Strack-Zimmermann: Unterstützung für ukrainische EU-Teilmitgliedschaft

Marie-Agnes Strack-Zimmermann, Vorsitzende des Verteidigungsausschusses im EU-Parlament, lobt den Vorschlag von Kanzler Merz zur schrittweisen EU-Annäherung der Ukraine. Ein mutiger Impuls, der, trotz aller Bedenken, die Debatte belebt.

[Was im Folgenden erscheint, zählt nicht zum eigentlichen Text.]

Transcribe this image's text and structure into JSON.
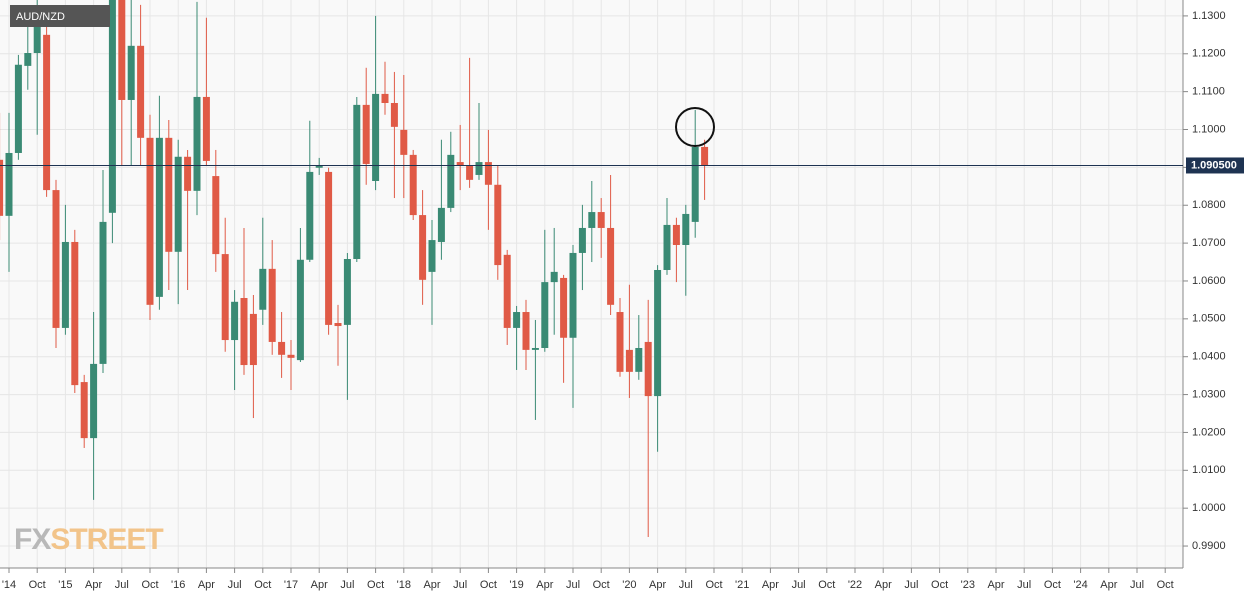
{
  "chart_data": {
    "type": "candlestick",
    "title": "AUD/NZD",
    "watermark": [
      "FX",
      "STREET"
    ],
    "x": [
      "2014-06",
      "2014-07",
      "2014-08",
      "2014-09",
      "2014-10",
      "2014-11",
      "2014-12",
      "2015-01",
      "2015-02",
      "2015-03",
      "2015-04",
      "2015-05",
      "2015-06",
      "2015-07",
      "2015-08",
      "2015-09",
      "2015-10",
      "2015-11",
      "2015-12",
      "2016-01",
      "2016-02",
      "2016-03",
      "2016-04",
      "2016-05",
      "2016-06",
      "2016-07",
      "2016-08",
      "2016-09",
      "2016-10",
      "2016-11",
      "2016-12",
      "2017-01",
      "2017-02",
      "2017-03",
      "2017-04",
      "2017-05",
      "2017-06",
      "2017-07",
      "2017-08",
      "2017-09",
      "2017-10",
      "2017-11",
      "2017-12",
      "2018-01",
      "2018-02",
      "2018-03",
      "2018-04",
      "2018-05",
      "2018-06",
      "2018-07",
      "2018-08",
      "2018-09",
      "2018-10",
      "2018-11",
      "2018-12",
      "2019-01",
      "2019-02",
      "2019-03",
      "2019-04",
      "2019-05",
      "2019-06",
      "2019-07",
      "2019-08",
      "2019-09",
      "2019-10",
      "2019-11",
      "2019-12",
      "2020-01",
      "2020-02",
      "2020-03",
      "2020-04",
      "2020-05",
      "2020-06",
      "2020-07",
      "2020-08",
      "2020-09"
    ],
    "open": [
      1.092,
      1.0772,
      1.0938,
      1.1168,
      1.1202,
      1.125,
      1.084,
      1.0476,
      1.0703,
      1.0333,
      1.0185,
      1.0381,
      1.078,
      1.1355,
      1.1078,
      1.1221,
      1.0978,
      1.0558,
      1.0978,
      1.0677,
      1.0928,
      1.0838,
      1.1086,
      1.0877,
      1.0671,
      1.0444,
      1.0555,
      1.0513,
      1.0524,
      1.0632,
      1.0439,
      1.0405,
      1.0391,
      1.0656,
      1.0899,
      1.0888,
      1.0489,
      1.0484,
      1.0658,
      1.1065,
      1.0864,
      1.1094,
      1.107,
      1.0999,
      1.0933,
      1.0774,
      1.0624,
      1.0703,
      1.0793,
      1.0914,
      1.0906,
      1.088,
      1.0914,
      1.0854,
      1.0669,
      1.0476,
      1.0518,
      1.0418,
      1.0423,
      1.0597,
      1.0608,
      1.045,
      1.0674,
      1.074,
      1.0782,
      1.074,
      1.0518,
      1.0418,
      1.036,
      1.0439,
      1.0296,
      1.0629,
      1.0748,
      1.0695,
      1.0756,
      1.0954
    ],
    "high": [
      1.1044,
      1.1044,
      1.1197,
      1.1289,
      1.1369,
      1.1289,
      1.0867,
      1.0801,
      1.0735,
      1.0352,
      1.0518,
      1.0893,
      1.1422,
      1.1395,
      1.1342,
      1.1329,
      1.1039,
      1.1089,
      1.1025,
      1.0973,
      1.0946,
      1.1337,
      1.1295,
      1.0946,
      1.0767,
      1.0576,
      1.074,
      1.0563,
      1.0767,
      1.0708,
      1.0518,
      1.0444,
      1.074,
      1.1023,
      1.0925,
      1.0899,
      1.0537,
      1.0674,
      1.1086,
      1.1163,
      1.13,
      1.1179,
      1.1152,
      1.1144,
      1.0946,
      1.084,
      1.0761,
      1.0973,
      1.0994,
      1.1012,
      1.1189,
      1.107,
      1.0999,
      1.0906,
      1.0682,
      1.0534,
      1.055,
      1.0497,
      1.0735,
      1.074,
      1.0616,
      1.0695,
      1.0801,
      1.0864,
      1.0819,
      1.088,
      1.0555,
      1.059,
      1.051,
      1.055,
      1.0642,
      1.0819,
      1.0767,
      1.0801,
      1.1052,
      1.0973
    ],
    "low": [
      1.0708,
      1.0624,
      1.092,
      1.1105,
      1.0986,
      1.0822,
      1.0423,
      1.0458,
      1.0304,
      1.0159,
      1.0022,
      1.0357,
      1.07,
      1.0906,
      1.0906,
      1.0906,
      1.0497,
      1.0524,
      1.0576,
      1.0539,
      1.0576,
      1.0774,
      1.0906,
      1.0624,
      1.0413,
      1.0312,
      1.0352,
      1.0238,
      1.0484,
      1.0405,
      1.0344,
      1.0312,
      1.0386,
      1.065,
      1.088,
      1.0458,
      1.0376,
      1.0286,
      1.065,
      1.0854,
      1.084,
      1.1039,
      1.0819,
      1.0819,
      1.0761,
      1.0537,
      1.0484,
      1.0656,
      1.0782,
      1.084,
      1.0846,
      1.0867,
      1.0735,
      1.0603,
      1.0431,
      1.0365,
      1.0365,
      1.0233,
      1.0413,
      1.0458,
      1.0331,
      1.0265,
      1.0576,
      1.065,
      1.0661,
      1.051,
      1.0347,
      1.0291,
      1.0339,
      0.9924,
      1.0149,
      1.0616,
      1.0597,
      1.0561,
      1.0714,
      1.0814
    ],
    "close": [
      1.0772,
      1.0938,
      1.1171,
      1.1202,
      1.1303,
      1.084,
      1.0476,
      1.0703,
      1.0325,
      1.0185,
      1.0381,
      1.0756,
      1.1355,
      1.1078,
      1.1221,
      1.0978,
      1.0537,
      1.0978,
      1.0677,
      1.0928,
      1.0838,
      1.1086,
      1.0917,
      1.0671,
      1.0444,
      1.0545,
      1.0378,
      1.0378,
      1.0632,
      1.0439,
      1.0405,
      1.0397,
      1.0656,
      1.0888,
      1.0906,
      1.0484,
      1.0481,
      1.0658,
      1.1065,
      1.0909,
      1.1094,
      1.107,
      1.1007,
      1.0933,
      1.0774,
      1.0603,
      1.0708,
      1.0793,
      1.0933,
      1.0906,
      1.0867,
      1.0914,
      1.0854,
      1.0642,
      1.0476,
      1.0518,
      1.0418,
      1.0423,
      1.0597,
      1.0624,
      1.045,
      1.0674,
      1.074,
      1.0782,
      1.074,
      1.0537,
      1.036,
      1.036,
      1.0423,
      1.0296,
      1.0629,
      1.0748,
      1.0695,
      1.0777,
      1.0954,
      1.0906
    ],
    "up_color": "#3a8a74",
    "down_color": "#e05a46",
    "price_line": {
      "value": 1.0905,
      "label": "1.090500",
      "color": "#1e3352"
    },
    "ylim": [
      0.9842,
      1.1342
    ],
    "yticks": [
      {
        "value": 1.13,
        "label": "1.1300"
      },
      {
        "value": 1.12,
        "label": "1.1200"
      },
      {
        "value": 1.11,
        "label": "1.1100"
      },
      {
        "value": 1.1,
        "label": "1.1000"
      },
      {
        "value": 1.09,
        "label": "1.0900"
      },
      {
        "value": 1.08,
        "label": "1.0800"
      },
      {
        "value": 1.07,
        "label": "1.0700"
      },
      {
        "value": 1.06,
        "label": "1.0600"
      },
      {
        "value": 1.05,
        "label": "1.0500"
      },
      {
        "value": 1.04,
        "label": "1.0400"
      },
      {
        "value": 1.03,
        "label": "1.0300"
      },
      {
        "value": 1.02,
        "label": "1.0200"
      },
      {
        "value": 1.01,
        "label": "1.0100"
      },
      {
        "value": 1.0,
        "label": "1.0000"
      },
      {
        "value": 0.99,
        "label": "0.9900"
      }
    ],
    "xticks": [
      {
        "value": "2014-07",
        "label": "'14"
      },
      {
        "value": "2014-10",
        "label": "Oct"
      },
      {
        "value": "2015-01",
        "label": "'15"
      },
      {
        "value": "2015-04",
        "label": "Apr"
      },
      {
        "value": "2015-07",
        "label": "Jul"
      },
      {
        "value": "2015-10",
        "label": "Oct"
      },
      {
        "value": "2016-01",
        "label": "'16"
      },
      {
        "value": "2016-04",
        "label": "Apr"
      },
      {
        "value": "2016-07",
        "label": "Jul"
      },
      {
        "value": "2016-10",
        "label": "Oct"
      },
      {
        "value": "2017-01",
        "label": "'17"
      },
      {
        "value": "2017-04",
        "label": "Apr"
      },
      {
        "value": "2017-07",
        "label": "Jul"
      },
      {
        "value": "2017-10",
        "label": "Oct"
      },
      {
        "value": "2018-01",
        "label": "'18"
      },
      {
        "value": "2018-04",
        "label": "Apr"
      },
      {
        "value": "2018-07",
        "label": "Jul"
      },
      {
        "value": "2018-10",
        "label": "Oct"
      },
      {
        "value": "2019-01",
        "label": "'19"
      },
      {
        "value": "2019-04",
        "label": "Apr"
      },
      {
        "value": "2019-07",
        "label": "Jul"
      },
      {
        "value": "2019-10",
        "label": "Oct"
      },
      {
        "value": "2020-01",
        "label": "'20"
      },
      {
        "value": "2020-04",
        "label": "Apr"
      },
      {
        "value": "2020-07",
        "label": "Jul"
      },
      {
        "value": "2020-10",
        "label": "Oct"
      },
      {
        "value": "2021-01",
        "label": "'21"
      },
      {
        "value": "2021-04",
        "label": "Apr"
      },
      {
        "value": "2021-07",
        "label": "Jul"
      },
      {
        "value": "2021-10",
        "label": "Oct"
      },
      {
        "value": "2022-01",
        "label": "'22"
      },
      {
        "value": "2022-04",
        "label": "Apr"
      },
      {
        "value": "2022-07",
        "label": "Jul"
      },
      {
        "value": "2022-10",
        "label": "Oct"
      },
      {
        "value": "2023-01",
        "label": "'23"
      },
      {
        "value": "2023-04",
        "label": "Apr"
      },
      {
        "value": "2023-07",
        "label": "Jul"
      },
      {
        "value": "2023-10",
        "label": "Oct"
      },
      {
        "value": "2024-01",
        "label": "'24"
      },
      {
        "value": "2024-04",
        "label": "Apr"
      },
      {
        "value": "2024-07",
        "label": "Jul"
      },
      {
        "value": "2024-10",
        "label": "Oct"
      }
    ],
    "grid": true
  }
}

heute 12:58 Uhr | 4 mal gelesen

Ein echter EU-Beitritt ist laut Strack-Zimmermann kein Selbstläufer – da gebe es Regeln, Prozesse, Wartezeiten, die auch für Kiew gelten. Dennoch spricht sie sich klar für eine stärkere europäische Perspektive für die Ukraine aus. Das Land stehe politisch, ökonomisch und nicht zuletzt emotional am Scheideweg. Einfach weiter auf Zeit zu spielen, hält sie wenig hilfreich – und, ehrlich gesagt, aus Sicht der Osteuropäer wohl auch kaum zumutbar. Strack-Zimmermann fordert deutlich definierte, verlässliche Sicherheitsgarantien; halbgare Versprechen seien zu wenig für ein Land im Ausnahmezustand. Die Frage, wie einst das berühmte 'Wer hat’s erfunden?', bleibt aber: Kennt die SPD überhaupt die Pläne ihres Koalitionspartners oder bleibt sie wieder Zuschauerin?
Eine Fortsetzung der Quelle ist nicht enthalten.